Research is the key to understanding more about all forms of sight loss. In each edition of Visionaries, we want you to meet the people behind the science and learn how their research is contributing to the development of better treatments for these varied conditions.
Dr Breandán Kennedy of the Conway Institute at University College Dublin (UCD), pictured left, recently showed us his lab and told us about the work his team are undertaking in eye research.
He said, “Our overall goal is to develop pharmacological and genetic treatments for human blindness; especially in retinal degenerations, some of our current efforts are focused on developing new drugs that can block the formation of new leaky blood vessels.”
The growth of new blood vessels is a hallmark of human eye disorders, such as the wet form of age-related macular degeneration (AMD) and proliferative diabetic retinopathy. At the moment current medication involves monthly injections into the eye, and while these treatments are effective, they can be inconvenient. Breandán explains to us the current burden and cost of this treatment method to both the patient and the doctor.
“At the minute there is a huge clinical burden and cost for eye therapies in Ireland,” he said. “Patients attend clinics up to once a month for diseases like AMD, and consultants administer thousands upon thousands of injections a year.”
The approach Breandán’s team take to find new therapies is known as phenotype-based drug discovery; this means that large numbers of drugs (over 5000) are screened to find one that gives the desired effect – one that inhibits blood vessel formation.
A number of compounds have so far been found in Breandán’s lab that have this potential and these are currently being evaluated in pre-clinical models of disease. He explained how these new drug findings could potentially be administered to patients and solve current frustrations with treatments:
“Two delivery systems are being explored; one via eye drops (similar to glaucoma medications) the other via a sustained release, biodegradable implant placed into the eye. The idea is that the drug would be encased in a biodegradable ‘shell’ and implanted into the eye. Over a period of time the drug slowly releases until one would need to have it replaced with a fresh implant. Having two approaches to drug delivery ensures the best chance of success.”
Slowing degeneration of cone photoreceptor cells, cells used for everyday tasks such as reading, writing and driving, is another basis of Breandán’s research. Preservation of these cells for a patient with an inherited retinal disease would have the potential to extend quality of vision for many years.
“We use zebrafish in our research, as they have predominant colour-based vision, having lots of cone photoreceptors, including red, green and blue sensitive cones like humans,” he explained. “While our focus is on cones, if this work is successful, this would have huge implications for rod based conditions, e.g. retinitis pigmentosa (RP). With RP you lose your rods first and then cones later, if we find a therapy to preserve cone vision we essentially preserve good vision for that patient also.”
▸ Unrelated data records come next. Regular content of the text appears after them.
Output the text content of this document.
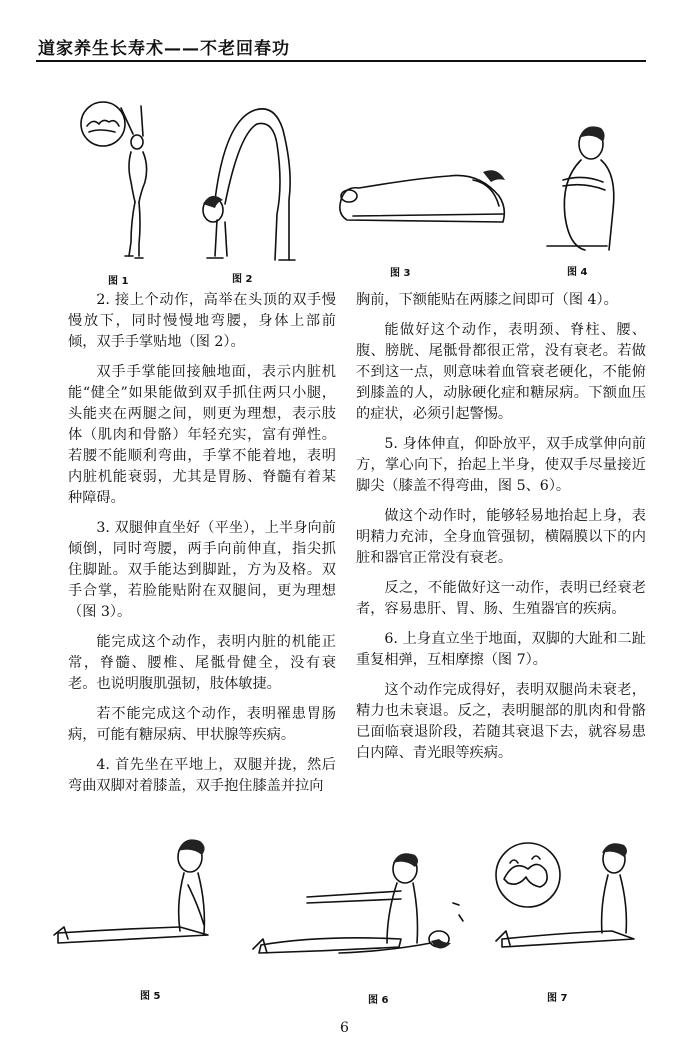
道家养生长寿术——不老回春功
图 1	图 2
图 3	图 4

2. 接上个动作，高举在头顶的双手慢慢放下，同时慢慢地弯腰，身体上部前倾，双手手掌贴地（图 2）。

双手手掌能回接触地面，表示内脏机能“健全”如果能做到双手抓住两只小腿，头能夹在两腿之间，则更为理想，表示肢体（肌肉和骨骼）年轻充实，富有弹性。若腰不能顺利弯曲，手掌不能着地，表明内脏机能衰弱，尤其是胃肠、脊髓有着某种障碍。

3. 双腿伸直坐好（平坐），上半身向前倾倒，同时弯腰，两手向前伸直，指尖抓住脚趾。双手能达到脚趾，方为及格。双手合掌，若脸能贴附在双腿间，更为理想（图 3）。

能完成这个动作，表明内脏的机能正常，脊髓、腰椎、尾骶骨健全，没有衰老。也说明腹肌强韧，肢体敏捷。

若不能完成这个动作，表明罹患胃肠病，可能有糖尿病、甲状腺等疾病。

4. 首先坐在平地上，双腿并拢，然后弯曲双脚对着膝盖，双手抱住膝盖并拉向

胸前，下额能贴在两膝之间即可（图 4）。

能做好这个动作，表明颈、脊柱、腰、腹、膀胱、尾骶骨都很正常，没有衰老。若做不到这一点，则意味着血管衰老硬化，不能俯到膝盖的人，动脉硬化症和糖尿病。下额血压的症状，必须引起警惕。

5. 身体伸直，仰卧放平，双手成掌伸向前方，掌心向下，抬起上半身，使双手尽量接近脚尖（膝盖不得弯曲，图 5、6）。

做这个动作时，能够轻易地抬起上身，表明精力充沛，全身血管强韧，横隔膜以下的内脏和器官正常没有衰老。

反之，不能做好这一动作，表明已经衰老者，容易患肝、胃、肠、生殖器官的疾病。

6. 上身直立坐于地面，双脚的大趾和二趾重复相弹，互相摩擦（图 7）。

这个动作完成得好，表明双腿尚未衰老，精力也未衰退。反之，表明腿部的肌肉和骨骼已面临衰退阶段，若随其衰退下去，就容易患白内障、青光眼等疾病。

图 5	图 6	图 7
6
Breandán also mentioned that, from a stem cell project funded by Fighting Blindness some time ago, a class of drug known as HDAC inhibitors were found to rescue the vision of fish with retinal degeneration. His group hope to test other HDAC inhibitors and other models of inherited blindness to determine the most appropriate drugs and patients that will respond positively.
Finally Breandán explained what he feels are the benefits of working with Fighting Blindness: “Working with a patient group empowers us as a lab and makes it very real – you learn a lot about what the real concerns of today’s patients are. For example, at the patient day during the Retina 2013 conference, we learned so much from the patients’ perspective, in terms of what they are looking for in a therapy and what their frustrations are. From this we gain even more insight, along with motivation and encouragement, to continue our task in finding new drug therapies.”
Best of luck to Breandan and his team as they continue their important work.